Tiptoeing out of the bedroom, I head downstairs. Tristan wasn’t in bed with us when I woke from the dream. He hasn’t been sleeping well since the accident. Several mornings, I’ve found him outside on the back patio deck, just staring out at nothing, waiting for the sun to rise, an untouched, half-full glass of whiskey in his hand.

Sure enough, when I get to the back door, I see him sitting outside, alone, in the darkness. Tiny puffs of his breath waft up like smoke into the cold air as he stares out over the backyard. Backtracking, I grab the cotton fisherman throw blanket I like to cuddle with from the couch and wrap it around me.

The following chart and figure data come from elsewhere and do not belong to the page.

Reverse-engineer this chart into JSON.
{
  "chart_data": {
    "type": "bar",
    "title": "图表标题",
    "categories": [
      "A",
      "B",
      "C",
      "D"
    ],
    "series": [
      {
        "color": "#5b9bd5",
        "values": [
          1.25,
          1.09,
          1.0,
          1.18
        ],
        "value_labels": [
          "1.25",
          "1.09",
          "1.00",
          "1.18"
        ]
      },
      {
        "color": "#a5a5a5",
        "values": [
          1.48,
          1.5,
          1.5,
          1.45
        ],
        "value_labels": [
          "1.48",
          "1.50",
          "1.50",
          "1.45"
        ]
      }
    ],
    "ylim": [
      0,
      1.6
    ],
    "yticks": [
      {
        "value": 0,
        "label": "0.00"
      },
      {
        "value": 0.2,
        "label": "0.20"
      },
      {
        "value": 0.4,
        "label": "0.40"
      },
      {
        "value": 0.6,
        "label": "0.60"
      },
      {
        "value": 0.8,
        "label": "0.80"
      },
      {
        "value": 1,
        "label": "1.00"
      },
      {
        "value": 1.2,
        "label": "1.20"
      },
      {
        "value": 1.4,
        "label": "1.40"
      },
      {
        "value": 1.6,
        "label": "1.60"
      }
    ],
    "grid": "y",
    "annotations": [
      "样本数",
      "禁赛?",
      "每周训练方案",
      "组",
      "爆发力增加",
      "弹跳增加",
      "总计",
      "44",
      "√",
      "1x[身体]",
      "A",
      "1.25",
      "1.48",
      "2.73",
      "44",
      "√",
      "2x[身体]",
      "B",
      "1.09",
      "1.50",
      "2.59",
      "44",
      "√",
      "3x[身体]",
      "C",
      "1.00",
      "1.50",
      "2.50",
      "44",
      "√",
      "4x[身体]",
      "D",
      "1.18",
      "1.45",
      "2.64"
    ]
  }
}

The hinges quietly creak when I open the screen door, and Tristan glances over, those gorgeous light-brown eyes following me as I cross barefoot over to him. Without a word, I climb into his lap, draping my legs over the arm of the lounger, and snuggle in when his arms come around me.

His chest expands with a deep inhalation, his cheek tenderly nuzzling the top of my head. “You always feel like heaven in my arms,” he whispers against my ear.

For such a proud man who was forced to endure so much pain, Tristan wears his feelings for me like a jagged, open wound, never shy to show me the soft heart that beats underneath the hardened exterior.

“You okay?” I ask.

“Better now.”

Holding my ear to his chest, I listen to the solid thump, the sound blending with the early-hour hoot of an owl somewhere in the distance.

“I keep replaying it,” he says. “The sounds and chaos right before everything just…stopped. Then nothing. No bright light or angels or demons came to drag me away to the afterlife. Just…nothing. Like an abyss of unending emptiness. And then you appeared, reaching for me, begging me to stay.”

My breathing constricts. “I’m glad you listened.”

We hold one another just a little tighter. The thought of losing him—I don’t think I would ever recover. How can your heart continue to beat when part of it is unexpectedly and cruelly ripped right out of your chest?

“I hate that it was that close. We just found each other again, Red. We have a child. I haven’t even had the fucking chance to be the husband and the father I promised I’d be.” His voice breaks, shattering me in the process.

Fighting the sting of tears, I lift my head and take his gorgeously stubbled face between my hands. “You kept your promise. You came back to us.”

“What if I can’t next time?”

I refuse to accept that possibility. “Wherever you are, I will find you.Gheobhaidh mo chroí do chroí.”

Our lips meet, our kiss filled with desperation as the horizon brightens with the first streaks of dawn. A new day. One I might not have had with him if Aleksander hadn’t…don’t go there.

As if sharing the same thought, Tristan says, “I owe Aleks my life. It’s a debt I need to pay back with blood.”

Aleksander already feels a shit-ton of guilt. He blames himself because Tristan almost became collateral damage in a feud between the Petrovs and Androvs that has gone on fordecades. All because of greed. More power. More money. More territory. It’s a recurring theme we can’t escape from.